I felt them closing on the dorms. The sensation of being uncloaked shocked my system. My throat squeezed in protest as I watched my window of opportunity shrink from small to nonexistent. And when the girl’s fingers untangled themselves from California’s and she forked off in a separate direction, I experienced the moment missed like it was a cold, dead spirit moving through my body.

The girl looked casually over her shoulder. Her perfectly waxed brow furrowed and she cocked her head at me. “Can I help you?” she asked.

And then there were mere seconds between me and the moment the boys might look back, out of curiosity, and notice me. I flipped my hood up, sank my chin to my chest, and was already moving away, back into the shadows, back into the darkness, back home.





SEVEN

Cassidy

I lifted the whistle hanging on a hook outside of Coach Carlson’s door and looped the string over my head so that it hung around my neck. The metal whistle bounced off my practice uniform—a black sports bra and stretchy yoga pants that hugged my waist. I caught my reflection in the glass of Coach’s office window and noticed myself appraising what I saw there, the same way the old Cassidy would have. I’d lost some of my muscle tone since autumn and my ribs showed too prominently when I breathed. Both of these things would have to be remedied with extra conditioning. I was doing better, though. Feeling stronger, more me.

I’d taken a quiz in English and I was pretty sure I’d get an A+. My GPA could still be saved this semester. I’d even passed Ava a note in class on which I’d drawn some stupid cartoon of Ms. Minter that made her laugh. Perfect friend Cassidy to the rescue.

My hair was pulled neatly up into a high ponytail and I’d selected a peachy shade of lipstick that I’d actually remembered to apply throughout the day. As I pulled my captain’s clipboard out of its slot on the locker room door, I felt in control for the first time in weeks.

In the gym, the basketball team was running suicide drills. They had made the play-offs and in less than a week’s time, they’d begin their first tournament round for the state title. Still, maybe I’d make the girls do twice as many suicides at the end of practice today. Show the basketball players who the real athletes on campus were. This was my first semester as cheer captain and during an important time, too, what with the chase for the title and Hollow Pines’s best chance at a varsity championship in twenty-odd years. My parents had been so proud when I’d been elected on the heels of being named Homecoming queen. At one point, it had seemed impossible for my life to get any shinier. Even then, though, the threads had started to unravel, only I couldn’t have predicted, in just a few short months, how little I’d have left.

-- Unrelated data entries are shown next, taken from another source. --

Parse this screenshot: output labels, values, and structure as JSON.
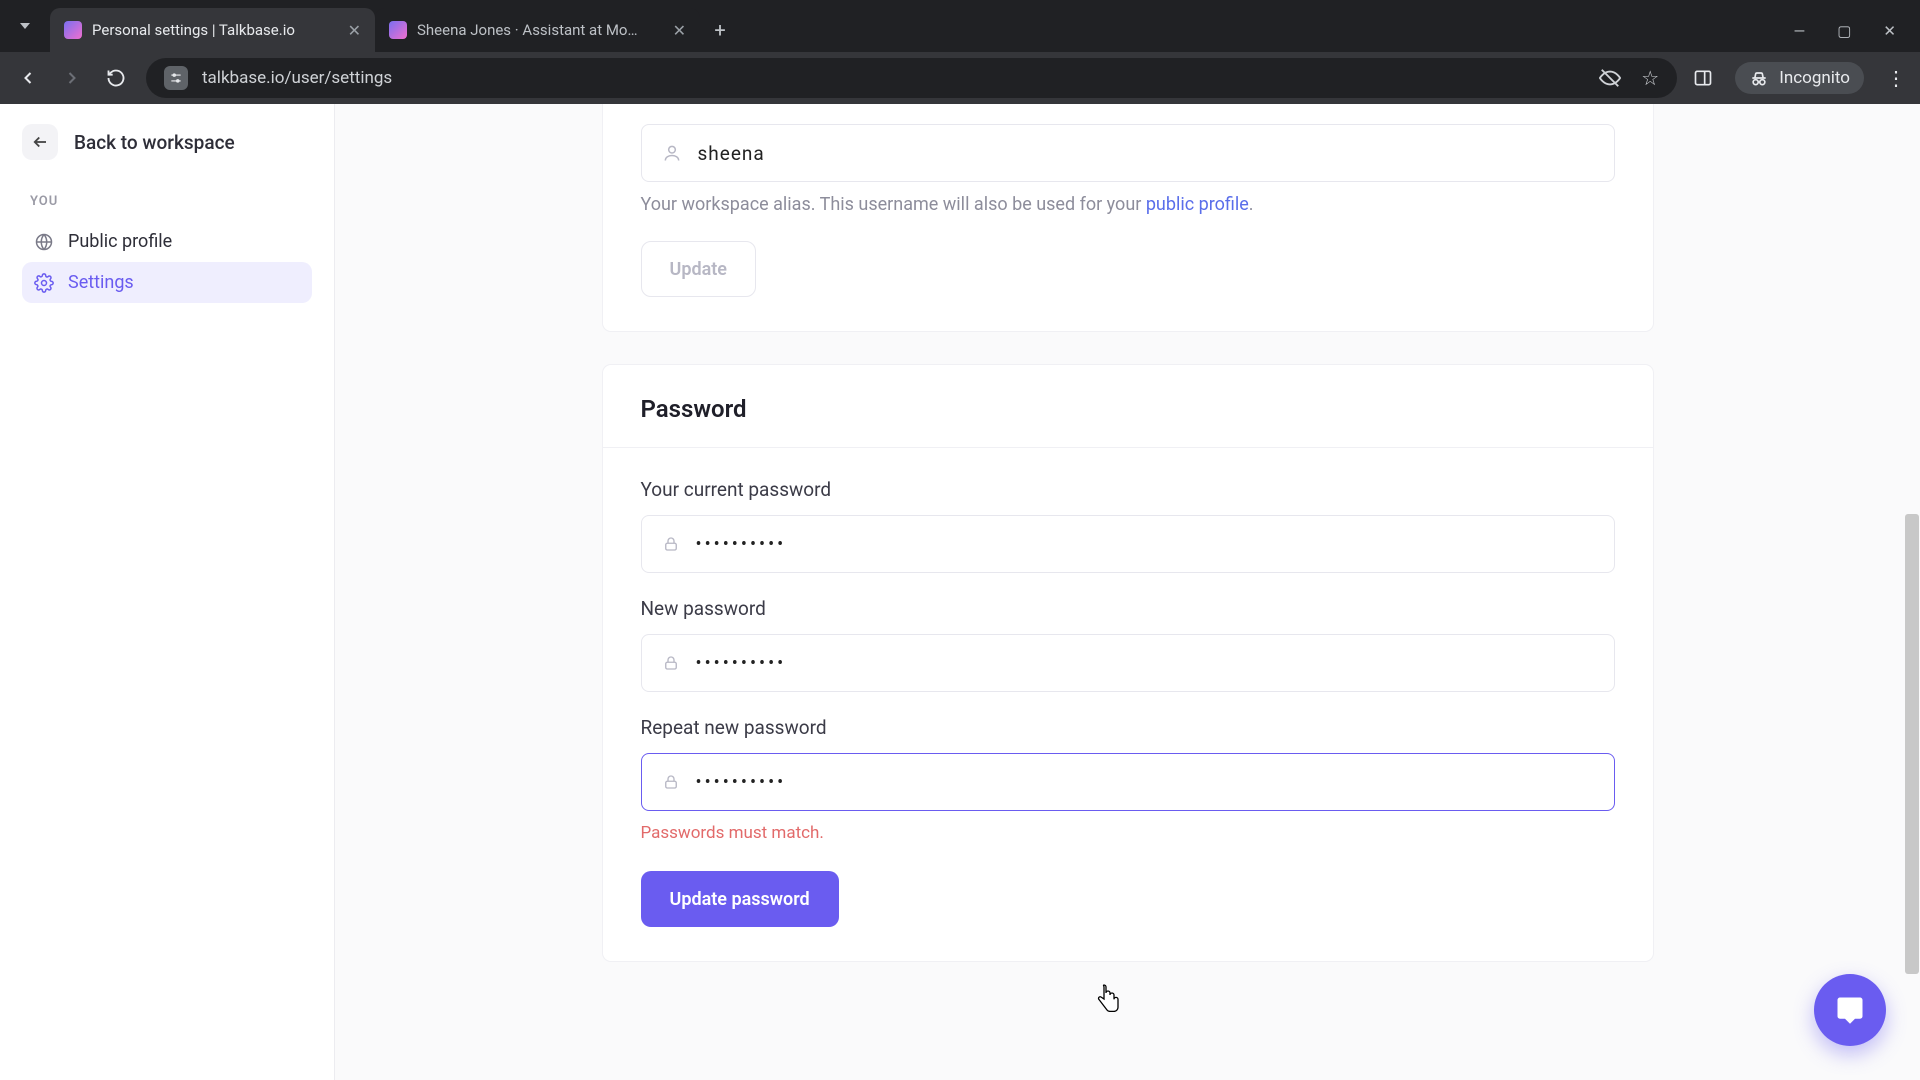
{
  "browser": {
    "tabs": [
      {
        "title": "Personal settings | Talkbase.io",
        "active": true
      },
      {
        "title": "Sheena Jones · Assistant at Mo…",
        "active": false
      }
    ],
    "url": "talkbase.io/user/settings",
    "incognito_label": "Incognito"
  },
  "sidebar": {
    "back_label": "Back to workspace",
    "group_label": "YOU",
    "items": [
      {
        "label": "Public profile",
        "active": false
      },
      {
        "label": "Settings",
        "active": true
      }
    ]
  },
  "username_section": {
    "value": "sheena",
    "helper_pre": "Your workspace alias. This username will also be used for your ",
    "helper_link": "public profile",
    "helper_post": ".",
    "update_label": "Update"
  },
  "password_section": {
    "title": "Password",
    "current_label": "Your current password",
    "current_value": "••••••••••",
    "new_label": "New password",
    "new_value": "••••••••••",
    "repeat_label": "Repeat new password",
    "repeat_value": "••••••••••",
    "error": "Passwords must match.",
    "submit_label": "Update password"
  }
}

I took a deep breath and remembered who I was. I was Cassidy Hyde. And surely it wasn’t too late to catch on to the ends of those threads and sew my life back together stitch by stitch … was it?

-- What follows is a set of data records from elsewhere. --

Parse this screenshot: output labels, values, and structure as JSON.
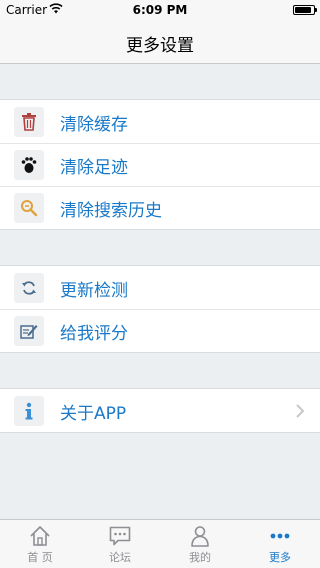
{
  "status_bar": {
    "carrier": "Carrier",
    "time": "6:09 PM",
    "battery_level": 0.9
  },
  "nav": {
    "title": "更多设置"
  },
  "groups": [
    {
      "items": [
        {
          "label": "清除缓存",
          "icon": "trash-icon",
          "icon_color": "#b0413e"
        },
        {
          "label": "清除足迹",
          "icon": "footprint-icon",
          "icon_color": "#111111"
        },
        {
          "label": "清除搜索历史",
          "icon": "search-clear-icon",
          "icon_color": "#e0a23a"
        }
      ]
    },
    {
      "items": [
        {
          "label": "更新检测",
          "icon": "refresh-icon",
          "icon_color": "#4a6d8c"
        },
        {
          "label": "给我评分",
          "icon": "rate-edit-icon",
          "icon_color": "#4a6d8c"
        }
      ]
    },
    {
      "items": [
        {
          "label": "关于APP",
          "icon": "info-icon",
          "icon_color": "#3b8fd6",
          "has_chevron": true
        }
      ]
    }
  ],
  "tabs": [
    {
      "label": "首 页",
      "icon": "home-icon",
      "active": false
    },
    {
      "label": "论坛",
      "icon": "forum-icon",
      "active": false
    },
    {
      "label": "我的",
      "icon": "profile-icon",
      "active": false
    },
    {
      "label": "更多",
      "icon": "more-icon",
      "active": true
    }
  ],
  "colors": {
    "accent": "#1a79c8",
    "inactive": "#8e8e93",
    "background": "#eceff1"
  }
}
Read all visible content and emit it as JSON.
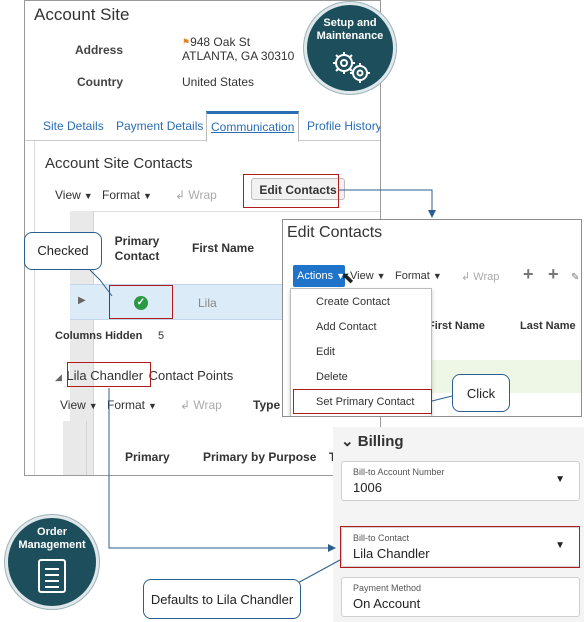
{
  "account_site": {
    "title": "Account Site",
    "address_label": "Address",
    "address_line1": "948 Oak St",
    "address_line2": "ATLANTA, GA 30310",
    "country_label": "Country",
    "country_value": "United States",
    "tabs": [
      "Site Details",
      "Payment Details",
      "Communication",
      "Profile History"
    ],
    "active_tab": "Communication",
    "contacts_title": "Account Site Contacts",
    "toolbar": {
      "view": "View",
      "format": "Format",
      "wrap": "Wrap"
    },
    "edit_contacts_button": "Edit Contacts",
    "columns": {
      "primary_contact": "Primary Contact",
      "first_name": "First Name"
    },
    "row": {
      "first_name": "Lila",
      "primary": true
    },
    "columns_hidden_label": "Columns Hidden",
    "columns_hidden_value": "5",
    "contact_points_name": "Lila Chandler",
    "contact_points_suffix": "Contact Points",
    "contact_points_toolbar": {
      "view": "View",
      "format": "Format",
      "wrap": "Wrap",
      "type": "Type"
    },
    "contact_points_columns": {
      "primary": "Primary",
      "primary_by_purpose": "Primary by Purpose",
      "t": "T"
    }
  },
  "edit_contacts": {
    "title": "Edit Contacts",
    "actions": "Actions",
    "view": "View",
    "format": "Format",
    "wrap": "Wrap",
    "menu": [
      "Create Contact",
      "Add Contact",
      "Edit",
      "Delete",
      "Set Primary Contact"
    ],
    "columns": {
      "first_name": "First Name",
      "last_name": "Last Name"
    }
  },
  "billing": {
    "title": "Billing",
    "fields": [
      {
        "label": "Bill-to Account Number",
        "value": "1006"
      },
      {
        "label": "Bill-to Contact",
        "value": "Lila Chandler"
      },
      {
        "label": "Payment Method",
        "value": "On Account"
      }
    ]
  },
  "callouts": {
    "checked": "Checked",
    "click": "Click",
    "defaults": "Defaults to Lila Chandler"
  },
  "badges": {
    "setup": "Setup and Maintenance",
    "order": "Order Management"
  },
  "colors": {
    "accent": "#2a6db3",
    "highlight": "#b31b1b",
    "badge": "#1c4f5b",
    "check": "#2b9a44"
  }
}
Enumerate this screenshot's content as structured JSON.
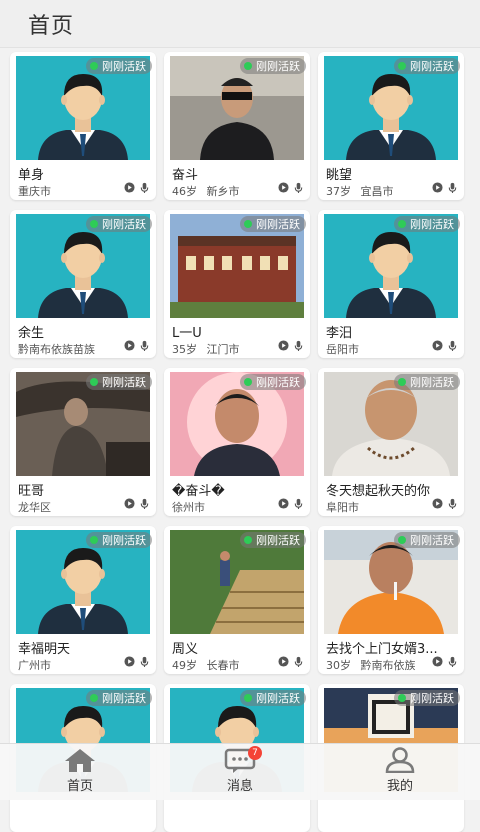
{
  "header": {
    "title": "首页"
  },
  "badge_text": "刚刚活跃",
  "cards": [
    {
      "name": "单身",
      "age": "",
      "city": "重庆市",
      "photo": "avatar"
    },
    {
      "name": "奋斗",
      "age": "46岁",
      "city": "新乡市",
      "photo": "photo-man-car"
    },
    {
      "name": "眺望",
      "age": "37岁",
      "city": "宜昌市",
      "photo": "avatar"
    },
    {
      "name": "余生",
      "age": "",
      "city": "黔南布依族苗族",
      "photo": "avatar"
    },
    {
      "name": "L一U",
      "age": "35岁",
      "city": "江门市",
      "photo": "photo-building"
    },
    {
      "name": "李汨",
      "age": "",
      "city": "岳阳市",
      "photo": "avatar"
    },
    {
      "name": "旺哥",
      "age": "",
      "city": "龙华区",
      "photo": "photo-man-rocks"
    },
    {
      "name": "�奋斗�",
      "age": "",
      "city": "徐州市",
      "photo": "photo-man-portrait"
    },
    {
      "name": "冬天想起秋天的你",
      "age": "",
      "city": "阜阳市",
      "photo": "photo-man-white"
    },
    {
      "name": "幸福明天",
      "age": "",
      "city": "广州市",
      "photo": "avatar"
    },
    {
      "name": "周义",
      "age": "49岁",
      "city": "长春市",
      "photo": "photo-stairs"
    },
    {
      "name": "去找个上门女婿3...",
      "age": "30岁",
      "city": "黔南布依族",
      "photo": "photo-man-smoking"
    },
    {
      "name": "",
      "age": "",
      "city": "",
      "photo": "avatar"
    },
    {
      "name": "",
      "age": "",
      "city": "",
      "photo": "avatar"
    },
    {
      "name": "",
      "age": "",
      "city": "",
      "photo": "photo-poster"
    }
  ],
  "tabbar": {
    "items": [
      {
        "label": "首页",
        "icon": "home-icon"
      },
      {
        "label": "消息",
        "icon": "message-icon",
        "badge": "7"
      },
      {
        "label": "我的",
        "icon": "profile-icon"
      }
    ]
  },
  "colors": {
    "avatar_bg": "#27b3c1",
    "online": "#2ecc57",
    "notif": "#f44336"
  }
}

I lifted my chin and walked briskly over toward where the other fifteen girls were stretching. When Liam reached the baseline, his eyebrows lifted at the sight of me. A bead of sweat trickled off a tuft of his sandy blond hair. I gave him a broad smile and a flirtatious wave. Okay, so it wouldn’t hurt to let the other girls think I had the eye of Hollow Pines High’s starting forward, especially not when he looked like that.

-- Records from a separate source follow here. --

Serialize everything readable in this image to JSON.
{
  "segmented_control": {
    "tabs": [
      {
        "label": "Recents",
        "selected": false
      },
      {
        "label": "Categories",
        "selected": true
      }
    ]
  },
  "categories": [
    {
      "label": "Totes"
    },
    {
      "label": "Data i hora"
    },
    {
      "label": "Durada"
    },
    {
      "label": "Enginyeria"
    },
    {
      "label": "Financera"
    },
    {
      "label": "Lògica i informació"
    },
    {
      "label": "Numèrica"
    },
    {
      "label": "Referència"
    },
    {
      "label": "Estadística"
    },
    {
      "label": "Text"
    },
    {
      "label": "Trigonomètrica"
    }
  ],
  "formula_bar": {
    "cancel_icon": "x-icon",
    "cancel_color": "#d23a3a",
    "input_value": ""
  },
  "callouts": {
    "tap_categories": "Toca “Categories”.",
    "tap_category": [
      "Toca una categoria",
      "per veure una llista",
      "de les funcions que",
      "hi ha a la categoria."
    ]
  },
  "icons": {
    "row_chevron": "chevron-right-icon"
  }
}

As a former chubby mathlete I knew success in high school was a matter of both real and projected image. I had been a master sculptor, chiseling the rock underneath with long runs, restrictive diets, careful wardrobe selection, and a winning personality that was one part girl next door and one part flirtatious minx until what showed through on the outside was the type of girl that could hold a town like Hollow Pines in the palm of her hand. Not too shabby, I reminded myself. Now, all I needed was a few touch-ups to the Cassidy Hyde brand before the whole sculpture crumbled.

As I approached the girls, I placed the whistle between my lips and gave it two short blows. “Gather up,” I said, putting my hands on my hips.

A few girls—Molly, Liz, and Kylie Beth—who were nearest to me stopped their stretching and looked up without moving. Paisley had been using Ava’s shoulder for balance while she held on to her shoelaces with one hand to stretch her hamstrings. She let her fingers slide from Ava’s shoulders and the two shared a look that I couldn’t read. Nobody was budging.

“Hello, lazybones.” I clapped. “Where’s your hustle? Let’s get practice started. I don’t want to be here all night.”

Erica moved to Paisley’s other side and cast nervous sideways glances. I suddenly had the feeling that I was standing on the wrong side of an electrical fence. A queasy uneasiness spread in my gut, like that time I ate movie theater nachos.

“Okay.” I folded my arms across my chest while attempting to hide the ricocheting of my heart against my ribs. “Can someone please tell me what’s going on?”

Ava, who had added rhinestones to calf-high tube socks and to a bow in her hair, cleared her throat but looked down at her sneakers.

“Paize?” I said.

Paisley’s blue eyes flitted to the ceiling for a split second, then she took a small step forward. “Fine, whatever, I volunteer as tribute.” Her fingernails were painted a frosty pink and she curled them around her narrow waist. “Look, I don’t want you to make a big deal of this or anything, but some of us have been talking.”